Given the detailed reforms proposed, the new economic growth discussion document would naturally spark debate and reaction as is being seen, acting head of economic policy Duncan Pieterse told Fin24.

He was reacting to sharp criticism from Telkom's CEO Sipho Maseko, who called the plan chaotic and incoherent in a Sunday Times opinion piece.

Last week, Treasury released a surprise economic policy discussion paper which seeks to boost growth to 3% and create over one million jobs.

The 77-page document included proposals to reintroduce a law to cut down on red tape, to simplify onerous visa regulations, and for Eskom to consider selling coal-fired power stations.

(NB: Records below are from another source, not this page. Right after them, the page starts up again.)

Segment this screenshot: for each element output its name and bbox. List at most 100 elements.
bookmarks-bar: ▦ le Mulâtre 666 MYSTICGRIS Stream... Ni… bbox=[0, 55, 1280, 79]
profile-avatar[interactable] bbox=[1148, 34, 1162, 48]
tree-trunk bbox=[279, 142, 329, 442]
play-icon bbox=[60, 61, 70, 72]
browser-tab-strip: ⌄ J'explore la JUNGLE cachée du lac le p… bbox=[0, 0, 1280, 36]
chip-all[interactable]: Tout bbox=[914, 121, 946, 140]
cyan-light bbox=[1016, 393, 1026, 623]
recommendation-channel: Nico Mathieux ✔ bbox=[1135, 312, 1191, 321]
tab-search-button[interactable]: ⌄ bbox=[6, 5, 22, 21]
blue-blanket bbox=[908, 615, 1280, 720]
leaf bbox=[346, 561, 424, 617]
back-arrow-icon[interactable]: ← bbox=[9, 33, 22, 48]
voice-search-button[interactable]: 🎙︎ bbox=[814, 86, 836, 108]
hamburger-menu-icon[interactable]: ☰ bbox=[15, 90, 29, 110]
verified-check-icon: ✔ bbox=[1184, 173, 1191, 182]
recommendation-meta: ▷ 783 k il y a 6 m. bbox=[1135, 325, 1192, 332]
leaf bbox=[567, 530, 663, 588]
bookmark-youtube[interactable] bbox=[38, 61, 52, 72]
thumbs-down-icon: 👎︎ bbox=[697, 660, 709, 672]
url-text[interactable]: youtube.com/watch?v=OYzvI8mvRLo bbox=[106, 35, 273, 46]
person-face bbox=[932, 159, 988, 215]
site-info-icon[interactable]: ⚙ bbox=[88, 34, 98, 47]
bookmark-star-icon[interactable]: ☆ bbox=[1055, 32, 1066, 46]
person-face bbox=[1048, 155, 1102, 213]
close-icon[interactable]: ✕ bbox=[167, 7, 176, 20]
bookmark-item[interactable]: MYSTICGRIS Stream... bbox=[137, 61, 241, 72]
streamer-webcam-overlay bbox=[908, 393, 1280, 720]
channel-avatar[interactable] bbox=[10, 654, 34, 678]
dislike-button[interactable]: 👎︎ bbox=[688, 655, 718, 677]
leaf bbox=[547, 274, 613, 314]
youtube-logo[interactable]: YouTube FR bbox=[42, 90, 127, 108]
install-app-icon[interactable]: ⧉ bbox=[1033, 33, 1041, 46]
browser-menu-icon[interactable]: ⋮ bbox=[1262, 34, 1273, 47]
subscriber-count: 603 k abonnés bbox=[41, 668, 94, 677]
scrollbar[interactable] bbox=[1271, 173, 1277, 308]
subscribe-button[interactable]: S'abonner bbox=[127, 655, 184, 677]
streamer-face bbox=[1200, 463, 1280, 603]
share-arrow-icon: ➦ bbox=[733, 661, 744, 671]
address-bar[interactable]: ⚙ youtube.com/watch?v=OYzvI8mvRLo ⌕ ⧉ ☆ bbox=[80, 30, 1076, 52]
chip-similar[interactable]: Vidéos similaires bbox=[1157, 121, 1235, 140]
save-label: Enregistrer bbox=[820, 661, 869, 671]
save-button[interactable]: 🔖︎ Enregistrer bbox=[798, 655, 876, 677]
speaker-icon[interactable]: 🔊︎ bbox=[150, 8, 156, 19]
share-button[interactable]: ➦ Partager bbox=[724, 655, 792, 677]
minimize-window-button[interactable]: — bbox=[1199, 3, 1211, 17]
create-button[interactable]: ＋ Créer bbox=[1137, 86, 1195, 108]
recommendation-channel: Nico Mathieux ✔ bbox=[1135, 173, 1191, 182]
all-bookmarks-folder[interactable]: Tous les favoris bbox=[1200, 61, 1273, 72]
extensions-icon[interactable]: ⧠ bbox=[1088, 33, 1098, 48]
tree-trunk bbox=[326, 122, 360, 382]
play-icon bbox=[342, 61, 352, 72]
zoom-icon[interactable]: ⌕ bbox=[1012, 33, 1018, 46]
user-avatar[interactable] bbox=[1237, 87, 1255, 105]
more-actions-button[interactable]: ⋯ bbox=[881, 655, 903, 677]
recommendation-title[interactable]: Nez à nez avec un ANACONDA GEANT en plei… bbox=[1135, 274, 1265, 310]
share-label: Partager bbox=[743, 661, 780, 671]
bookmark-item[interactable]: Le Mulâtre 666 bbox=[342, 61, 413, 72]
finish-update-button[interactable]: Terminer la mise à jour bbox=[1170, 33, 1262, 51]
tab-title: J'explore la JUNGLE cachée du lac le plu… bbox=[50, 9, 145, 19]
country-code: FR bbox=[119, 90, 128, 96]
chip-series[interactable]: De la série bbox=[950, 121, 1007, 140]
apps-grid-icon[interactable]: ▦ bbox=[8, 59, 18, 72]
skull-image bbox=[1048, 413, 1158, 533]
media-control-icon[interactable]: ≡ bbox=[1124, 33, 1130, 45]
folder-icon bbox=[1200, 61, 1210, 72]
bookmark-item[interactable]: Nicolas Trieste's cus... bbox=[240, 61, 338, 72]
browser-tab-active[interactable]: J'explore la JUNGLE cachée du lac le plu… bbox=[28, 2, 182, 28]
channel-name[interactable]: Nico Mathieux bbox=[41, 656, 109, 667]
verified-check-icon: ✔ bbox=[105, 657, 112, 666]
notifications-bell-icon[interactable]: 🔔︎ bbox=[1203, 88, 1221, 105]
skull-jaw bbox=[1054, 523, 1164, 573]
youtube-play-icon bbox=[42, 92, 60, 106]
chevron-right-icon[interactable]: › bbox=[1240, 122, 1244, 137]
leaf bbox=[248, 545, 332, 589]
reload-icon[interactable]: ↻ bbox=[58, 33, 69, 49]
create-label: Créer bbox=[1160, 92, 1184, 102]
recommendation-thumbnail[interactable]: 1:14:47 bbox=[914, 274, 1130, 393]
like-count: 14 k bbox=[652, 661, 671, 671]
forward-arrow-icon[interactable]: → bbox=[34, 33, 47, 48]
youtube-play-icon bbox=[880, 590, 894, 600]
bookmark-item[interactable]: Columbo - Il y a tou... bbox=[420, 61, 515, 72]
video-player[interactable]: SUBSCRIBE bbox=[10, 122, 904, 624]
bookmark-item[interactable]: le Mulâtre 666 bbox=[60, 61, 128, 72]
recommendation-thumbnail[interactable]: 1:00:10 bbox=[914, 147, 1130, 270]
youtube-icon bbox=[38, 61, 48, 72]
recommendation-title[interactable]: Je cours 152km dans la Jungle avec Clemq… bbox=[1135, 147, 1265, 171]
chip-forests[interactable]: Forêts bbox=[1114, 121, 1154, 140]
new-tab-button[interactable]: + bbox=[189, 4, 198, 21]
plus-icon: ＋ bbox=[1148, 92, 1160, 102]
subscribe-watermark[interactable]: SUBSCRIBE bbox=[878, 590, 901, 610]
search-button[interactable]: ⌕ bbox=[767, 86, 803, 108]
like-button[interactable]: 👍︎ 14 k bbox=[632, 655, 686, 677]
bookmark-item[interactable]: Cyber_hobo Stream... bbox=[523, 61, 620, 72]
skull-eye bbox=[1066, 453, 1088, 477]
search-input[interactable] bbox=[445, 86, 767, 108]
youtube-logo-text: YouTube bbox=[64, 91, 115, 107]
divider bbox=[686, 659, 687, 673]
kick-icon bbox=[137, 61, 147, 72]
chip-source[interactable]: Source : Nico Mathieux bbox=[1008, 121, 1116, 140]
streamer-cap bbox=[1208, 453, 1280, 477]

Maseko was not impressed with the telecommunications proposals, which included the unbundling of the local loop, which would force Telkom to give competitors access to the last-mile copper lines that connect business and homes to the telephone network, as well as the auction of broadband spectrum.

Maseko criticised Treasury for dealing with what he said were outdated concepts, especially in the ICT sector. "[This] suggests the authors are not at all familiar with the current state of the ICT market or the technologies driving it," he wrote.

While Treasury has endeavoured to update as new policy decisions are taken, it can be quite tricky to do so, Pieterse said.

Maseko also said the paper was not aligned to the department of communications' gazetted policy direction for spectrum and the licencing of the wholesale open access network.

To this Pieterse responded that the discussion paper does not specifically make reference to the policy directive but is consistent with what the policy directive says. Treasury's discussion paper was released about a month after the gazette.

Treasury has been working on the paper since 2018, and has included input from academics and policymakers. Some of its ideas can be seen in the medium term budget policy statement and the national budget, Pieterse said.

"The document has been evolving over time," he explained. "There is a three-fold purpose to the document. It brings together everything we know about the micro-economic reform agenda, it brings a coherent set of reforms in one document and undertakes an exercise to quantify the impact of the reforms," he said.

'A lot of submissions'

Public submissions on the economic policy paper are critical and will be taken into account by Treasury, said Pieterse.

The public have until September 15 to submit comment.

"Public comment is a critical part of the process in the discussion paper. The idea is to take comments into account and process the submissions," Pieterse told Fin24.

He added that there have been a lot of submissions so far and the discussion paper will be updated in light of the submissions. The updated paper will be tested with academics and other policymakers before a final version will be republished, he told Fin24.

Finance Minister Tito Mboweni will then outline the process that follows.

Treasury envisions having the public submission process concluded before the medium-term budget policy statement in late October.